Let p=y/x, then dp/dx=1/x.dy/dx-y/x^2, so x^2dp/dx=xdy/dx-y and dy/dx=y/x+xdp/dx=p+xdp/dx.
So, p+xdp/dx=1/sin^2p+p and xdp/dx=1/sin^2p. So sin^2pdp=dx/x.
Integrating both sides: int(sinp.sinpdp)=lnx+k, where k is the constant of integration.
On the left, let u=sinp and dv=sinpdp, then du/dp=cosp and v=-cosp. We know that "d(uv)=udv+vdu", so d(-sinpcosp)=sin^2pdp-cospsinpdp and int(sin^2pdp)=-sinpcosp+int(cospsinpdp).
Let z=sinp then dz/dp=cosp so dz=cospdp so int(sinpcospdp)=int(zdz)=(1/2)z^2=(sin^2p)/2.
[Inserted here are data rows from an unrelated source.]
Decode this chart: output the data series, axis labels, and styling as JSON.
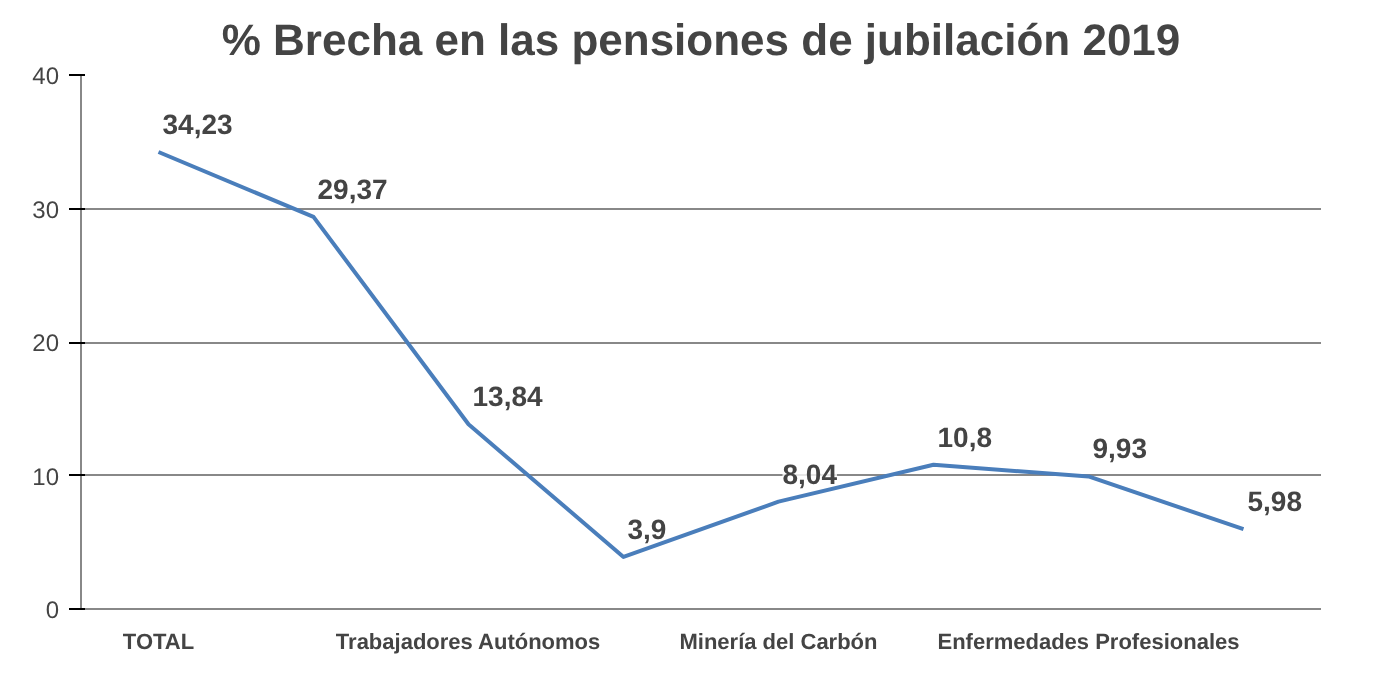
{
  "chart_data": {
    "type": "line",
    "title": "% Brecha en las pensiones de jubilación 2019",
    "categories": [
      "TOTAL",
      null,
      "Trabajadores Autónomos",
      null,
      "Minería del Carbón",
      null,
      "Enfermedades Profesionales",
      null
    ],
    "series": [
      {
        "color": "#4a7ebb",
        "values": [
          34.23,
          29.37,
          13.84,
          3.9,
          8.04,
          10.8,
          9.93,
          5.98
        ]
      }
    ],
    "value_labels": [
      "34,23",
      "29,37",
      "13,84",
      "3,9",
      "8,04",
      "10,8",
      "9,93",
      "5,98"
    ],
    "ylim": [
      0,
      40
    ],
    "yticks": [
      0,
      10,
      20,
      30,
      40
    ],
    "grid": "y",
    "marker": "none",
    "line_style": "solid"
  }
}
So int(sin^2pdp)=-sinpcosp+(sin^2p)/2=sin^2(y/x)-sin(y/x)cos(y/x), substituting for p, and this is equal to ln(x)+k.
The complete answer is ln(x)=sin^2(y/x)-(sin(y/x))(cos(y/x))+C where C=-k. This is an implicit solution because x and y cannot be separated to put one in terms of the other.
(Using trig identities we could have made substitutions for sin(y/x)cos(y/x) as (1/2)sin(2y/x), for example, but this is a calculus problem and not a trig problem.)